E amo os céus com tal alegria
Que me faz de minha alma admirar,
Uma alegria que nada detém,
Uma emoção que não sei controlar.

Aqui estendido deixem-me ficar
Diante do sol, da luz absorvida,
E em glória deixem-me morrer
Bebendo fundo da taça da vida;

Absorvido no sol e espalhado
Por sobre o infinito firmamento
Como gotas de orvalho, dissolvido,
Perdido num louco arrebatamento;

Misturado em fusão com toda a vida,
Perdido em consciência, impessoal,
Fico parte da força e da tensão,
Pertença duma pátria universal;

E, de modo estranho e indefinido,
Perdidos no Todo, um só vivente,
Essa prisão a que eu chamo a alma
E esse limite a que chamo mente.

1908

Alexander Search In Poesia , Assírio & Alvim , edição e tradução de Luisa Freire, 1999 – Heterónimo de Fernando Pessoa

Nirvana

Um não-existir dentro do Ser,
Um etéreo não-ser fundo sentido,
Uma mais que real Idealidade,
Sujeito e objecto um todo unido.

Nem Vida ou Morte, razão ou sem-razão,
Mas fundo sentir do não-sentimento,
Que calma profunda!
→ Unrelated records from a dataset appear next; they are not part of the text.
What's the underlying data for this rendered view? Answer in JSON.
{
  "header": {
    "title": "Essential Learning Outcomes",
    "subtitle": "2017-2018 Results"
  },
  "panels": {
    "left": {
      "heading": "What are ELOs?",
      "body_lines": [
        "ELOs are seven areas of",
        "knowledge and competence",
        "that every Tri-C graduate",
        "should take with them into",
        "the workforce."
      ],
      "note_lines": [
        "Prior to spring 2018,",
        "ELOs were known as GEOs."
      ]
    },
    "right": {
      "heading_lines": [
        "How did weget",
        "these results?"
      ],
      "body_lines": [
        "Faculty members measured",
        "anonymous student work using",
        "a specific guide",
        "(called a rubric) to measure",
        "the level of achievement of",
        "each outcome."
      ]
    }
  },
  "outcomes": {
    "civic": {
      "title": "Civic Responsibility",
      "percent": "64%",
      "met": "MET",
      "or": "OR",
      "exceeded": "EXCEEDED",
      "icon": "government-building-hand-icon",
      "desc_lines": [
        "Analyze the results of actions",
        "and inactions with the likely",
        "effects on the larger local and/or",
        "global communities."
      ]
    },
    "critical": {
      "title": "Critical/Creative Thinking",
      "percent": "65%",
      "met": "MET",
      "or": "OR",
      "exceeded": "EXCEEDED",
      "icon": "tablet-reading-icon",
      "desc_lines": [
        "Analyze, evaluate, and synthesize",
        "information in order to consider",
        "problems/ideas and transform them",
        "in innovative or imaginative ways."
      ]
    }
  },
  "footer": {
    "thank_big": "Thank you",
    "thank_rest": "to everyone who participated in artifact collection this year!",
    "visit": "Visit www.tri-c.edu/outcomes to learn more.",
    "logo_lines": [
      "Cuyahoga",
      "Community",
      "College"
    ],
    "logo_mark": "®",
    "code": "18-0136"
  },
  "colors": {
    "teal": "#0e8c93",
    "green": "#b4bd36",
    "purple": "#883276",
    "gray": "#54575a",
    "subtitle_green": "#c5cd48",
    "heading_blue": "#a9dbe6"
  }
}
Mais funda que angústia,
Talvez como um pensar sem pensamento.

Beleza e fealdade, amor e ódio,
Virtude e vício — tudo já estranhezas;
Essa paz toda calma apagará
De nossa vida a eterna incerteza

Um sossego de toda a humana esp’rança,
Um fim de exausto, febril respirar…
A alma em vão tacteia a expressão certa;
A lógica da fé vai ultrapassar

Um oposto de alegria, do fundo
Desconsolo pela vida que temos,
Um acordar para o sono que dormimos
Um dormir para a vida que vivemos.

Tudo diferente da vida que é nossa
E do que atravessa o nosso pensar;
É um lar se vida nos é túmulo,
É um túmulo se nossa vida um lar.

Tudo o que choramos e o que aspiramos,
Como criança ao peito, ali está,
E seremos mais do que desejamos
E nossas almas malditas terão paz.

1906

Alexander Search In Poesia , Assírio & Alvim , edição e tradução de Luisa Freire, 1999 – Heterónimo de Fernando Pessoa,

Canção da Partida

Pousa de leve
Inda que um breve
Momento, a tua mão de neve
Sobre meu triste coração
Ainda é cedo…
Guarda o segredo
E pousa leve, como a medo,
Sobre minha alma a tua mão.
Como é que na alma
Pousa uma palma
De mão e como é que a acalma
De toda a dor que não tem fim?
Não sei sabê-lo.
No meu cabelo,
Ao menos, pousa, com desvelo,
Tua mão leve, de marfim.
Que é a vida? Nada.
A sorte? Estrada
Que leva só a alma enganada
Por onde vai e onde não quer…
Que é a alma? Um sono?
Ser? O abandono
De ser, e as folhas que no outono
O ouvido sente anoitecer…

13 – 5 – 1925

Fernando Pessoa In Poesia 1918-1930 , Assírio & Alvim, ed. Manuela Parreira da Silva, Ana Maria Freitas, Madalena Dine, 2005

Os barcos passam no rio

Os barcos passam no rio
E fazem-me chorar.
Não sei que quero, e há frio
No meu desejar.

Os barcos passam. As velas
São reais e tranquilas.
Minha dor é janelas
Sobre horas às filas.

Há realmente barcos
No rio exterior…
As pontes têm arcos
E isto faz-me dor.

Queria outra cousa
De acordo comigo.
Queria ser na alma
Como o vento ao trigo.

Há felicidade
Em ondear sem alma.
As paisagens tristes
Inda assim têm calma.

Só na minha dor.
Não há calma ou fim.
Sol tão exterior
À dor que há em mim!

15 – 3 – 1915

Fernando Pessoa In Poesia 1902-1917 , Assírio & Alvim, ed. Manuela Parreira da Silva, Ana Maria Freitas, Madalena Dine, 2005

Um Sorriso

Vinha caindo a tarde. Era um poente de agosto. 
A sombra já enoitava as moitas. A umidade 
Aveludava o musgo. E tanta suavidade 
Havia, de fazer chorar nesse sol-posto. 

A viração do oceano acariciava o rosto 
Como incorpóreas mãos. Fosse mágoa ou saudade, 
Tu olhavas, sem ver, os vales e a cidade. 
— Foi então que senti sorrir o meu desgosto… 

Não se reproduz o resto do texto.